Things that pay for themselves are not "expensive" as you put it, they are money makers as far as the balance sheet is concerned. An investment that costs 150k and saves you 250k in losses that otherwise would have occurred is not an "expensive" investment, it is a very smart investment that returned 60%. And they don't even need a 60% return -- I'm sure that on something like security, they can scrape by with as low as 2-3% return. As long as security isn't a drain on capital, they can spend as much as they want on it. The only time they have to stop spending is when they're overspending, where security costs more than the losses it prevents. But you're going to need quite a lot of security before that hapens.
Also, you're still assuming, without argument, that salaries in the 2070s will be comparable to salaries today, even after having been refuted. Rentacops are not even comparable to blackwater mercs. Blackwater are soldiers who are too hardcore for the regular military, almost all of them are ex special forces, and they probably left because they'd rather tromp around and shoot people than become officers. Blackwater are essentially elite mercs, so you can't use their salary as the baseline corporate security guard. The baseline corporate security guard sucks really badly, if you check the grunts in SR4A. His primary job is not really to go toe to toe, but to trip the alarm and summon the high threat response or turn on the automated defenses when Shadowrunners show up. The baseline guard has only average combat skills and physical abilities, he's probably got no military training or education. He's probably lucky if he can pull down a Middle lifestyle, which is 60k per year.
And let's not forget, corporations who own their own enclaves can probably provide a lifestyle to their employees at below cost. A mage might expect a high lifestyle, but instead of it costing them 120k per year, it would probably cost significantly less because they don't have to profit, they can get things for their employees at cost. And you're making the faulty assumption that wagemages would get paid a serious cash salary. That sounds like a dumb thing for the corps to do. You don't pay employees cash, that lets them do what they want and buy what they want. And the worst part is, they stop needing you. A mage who made double his living expenses could leave the corp after 10 years and not think twice about it. They don't want that. I imagine that they provide employees with living expenses, plus a certain amount of corpscrip which can only be spent on things available from the corporate stores. That way they keep people dependent on the corporation. For mages, they doubly need to keep them on a tight leash, because they're afraid of the things that a mage can do against the corp if they become disgruntled.

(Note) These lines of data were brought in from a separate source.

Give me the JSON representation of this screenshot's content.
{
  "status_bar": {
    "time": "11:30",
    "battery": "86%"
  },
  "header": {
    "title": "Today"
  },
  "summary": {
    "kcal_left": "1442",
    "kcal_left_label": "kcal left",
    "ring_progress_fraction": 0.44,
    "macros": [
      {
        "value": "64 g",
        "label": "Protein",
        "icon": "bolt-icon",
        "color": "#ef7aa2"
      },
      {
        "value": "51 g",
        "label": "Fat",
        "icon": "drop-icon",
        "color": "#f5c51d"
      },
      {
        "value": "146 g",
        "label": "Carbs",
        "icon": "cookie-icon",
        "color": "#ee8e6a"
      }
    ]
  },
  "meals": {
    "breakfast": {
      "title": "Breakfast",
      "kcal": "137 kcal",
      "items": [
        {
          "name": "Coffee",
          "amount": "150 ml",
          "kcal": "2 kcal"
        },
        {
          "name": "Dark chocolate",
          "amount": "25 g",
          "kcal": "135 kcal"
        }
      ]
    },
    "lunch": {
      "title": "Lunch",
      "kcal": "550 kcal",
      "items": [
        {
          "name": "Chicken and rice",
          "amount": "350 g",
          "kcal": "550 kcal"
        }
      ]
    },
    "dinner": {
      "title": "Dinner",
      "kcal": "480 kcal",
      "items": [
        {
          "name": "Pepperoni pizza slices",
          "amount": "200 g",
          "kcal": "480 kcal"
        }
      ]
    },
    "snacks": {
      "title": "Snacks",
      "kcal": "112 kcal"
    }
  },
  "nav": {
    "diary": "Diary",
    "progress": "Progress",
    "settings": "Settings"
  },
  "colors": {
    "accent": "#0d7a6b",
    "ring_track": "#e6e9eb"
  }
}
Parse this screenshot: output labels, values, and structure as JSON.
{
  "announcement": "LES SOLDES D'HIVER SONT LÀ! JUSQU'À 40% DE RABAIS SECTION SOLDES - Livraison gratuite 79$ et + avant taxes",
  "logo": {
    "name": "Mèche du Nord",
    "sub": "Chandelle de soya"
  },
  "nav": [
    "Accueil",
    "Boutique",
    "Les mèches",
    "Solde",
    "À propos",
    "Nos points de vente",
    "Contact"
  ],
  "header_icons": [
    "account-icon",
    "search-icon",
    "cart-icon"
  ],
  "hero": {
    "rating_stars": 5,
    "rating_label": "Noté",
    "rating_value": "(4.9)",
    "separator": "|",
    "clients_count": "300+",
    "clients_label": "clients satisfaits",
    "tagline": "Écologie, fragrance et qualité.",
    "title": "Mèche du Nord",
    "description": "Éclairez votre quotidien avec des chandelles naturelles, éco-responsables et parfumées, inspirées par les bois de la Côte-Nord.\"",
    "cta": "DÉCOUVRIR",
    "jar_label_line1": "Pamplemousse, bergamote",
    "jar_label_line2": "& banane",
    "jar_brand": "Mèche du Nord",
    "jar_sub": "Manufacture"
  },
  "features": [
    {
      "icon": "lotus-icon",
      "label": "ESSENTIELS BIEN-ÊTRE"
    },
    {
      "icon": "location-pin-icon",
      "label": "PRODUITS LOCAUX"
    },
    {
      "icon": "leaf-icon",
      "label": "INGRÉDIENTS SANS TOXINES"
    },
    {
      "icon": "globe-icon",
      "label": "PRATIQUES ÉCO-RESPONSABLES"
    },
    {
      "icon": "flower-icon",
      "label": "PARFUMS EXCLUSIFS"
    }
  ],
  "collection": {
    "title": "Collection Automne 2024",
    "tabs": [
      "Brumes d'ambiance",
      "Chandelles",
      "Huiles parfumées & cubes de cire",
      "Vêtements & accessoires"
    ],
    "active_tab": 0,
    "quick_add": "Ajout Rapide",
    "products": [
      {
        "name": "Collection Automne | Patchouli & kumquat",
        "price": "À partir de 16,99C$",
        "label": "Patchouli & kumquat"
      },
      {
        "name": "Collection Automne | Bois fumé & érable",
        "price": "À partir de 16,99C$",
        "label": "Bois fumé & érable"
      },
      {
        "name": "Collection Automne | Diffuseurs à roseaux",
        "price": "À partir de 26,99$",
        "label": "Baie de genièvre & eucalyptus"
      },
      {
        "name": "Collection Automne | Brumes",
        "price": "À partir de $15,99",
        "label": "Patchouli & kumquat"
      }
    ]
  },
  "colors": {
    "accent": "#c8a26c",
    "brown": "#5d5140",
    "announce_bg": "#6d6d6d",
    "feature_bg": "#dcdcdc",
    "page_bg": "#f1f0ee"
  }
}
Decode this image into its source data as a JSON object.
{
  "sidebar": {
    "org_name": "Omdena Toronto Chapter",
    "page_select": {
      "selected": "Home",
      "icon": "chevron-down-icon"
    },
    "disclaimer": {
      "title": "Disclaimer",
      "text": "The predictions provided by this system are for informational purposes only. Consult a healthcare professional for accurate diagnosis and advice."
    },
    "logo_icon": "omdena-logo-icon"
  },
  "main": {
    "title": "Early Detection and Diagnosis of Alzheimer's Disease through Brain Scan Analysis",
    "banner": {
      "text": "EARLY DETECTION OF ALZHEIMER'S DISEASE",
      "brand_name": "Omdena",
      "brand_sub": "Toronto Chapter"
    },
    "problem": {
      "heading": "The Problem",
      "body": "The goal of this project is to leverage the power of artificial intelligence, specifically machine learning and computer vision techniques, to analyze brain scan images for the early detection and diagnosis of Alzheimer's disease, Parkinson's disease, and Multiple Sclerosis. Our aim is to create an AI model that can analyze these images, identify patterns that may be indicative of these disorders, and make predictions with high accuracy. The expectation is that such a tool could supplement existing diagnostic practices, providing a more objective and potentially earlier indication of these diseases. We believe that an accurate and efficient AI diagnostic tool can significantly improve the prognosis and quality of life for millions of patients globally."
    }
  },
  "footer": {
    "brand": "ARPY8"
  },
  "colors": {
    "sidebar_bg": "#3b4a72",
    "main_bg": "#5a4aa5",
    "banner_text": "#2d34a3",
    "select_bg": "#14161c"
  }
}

If you think that they treat mages with the utmost solicitousness, you're way off base. They give the bare minimum they can. Why? Because competition is not real in the 2070's. The corporations don't compete with each other on salary, because they all pay the same crap salaries on the same crap terms. What they depend on are programs to root through existing corporate citizens, find the magically awakened, train them, and indoctrinate them into willing wageslaves. They are not like today's doctors, they don't generally graduate college and become free agents to the highest bidder. The very best might be like that, but the vast majority of mages, like the vast majority of everyone in Shadowrun, are basically serfs belonging to corporate interests. You're thinking free market economics when it comes to employment, and you're flat out wrong. You should be thinking more like corporate feudalism.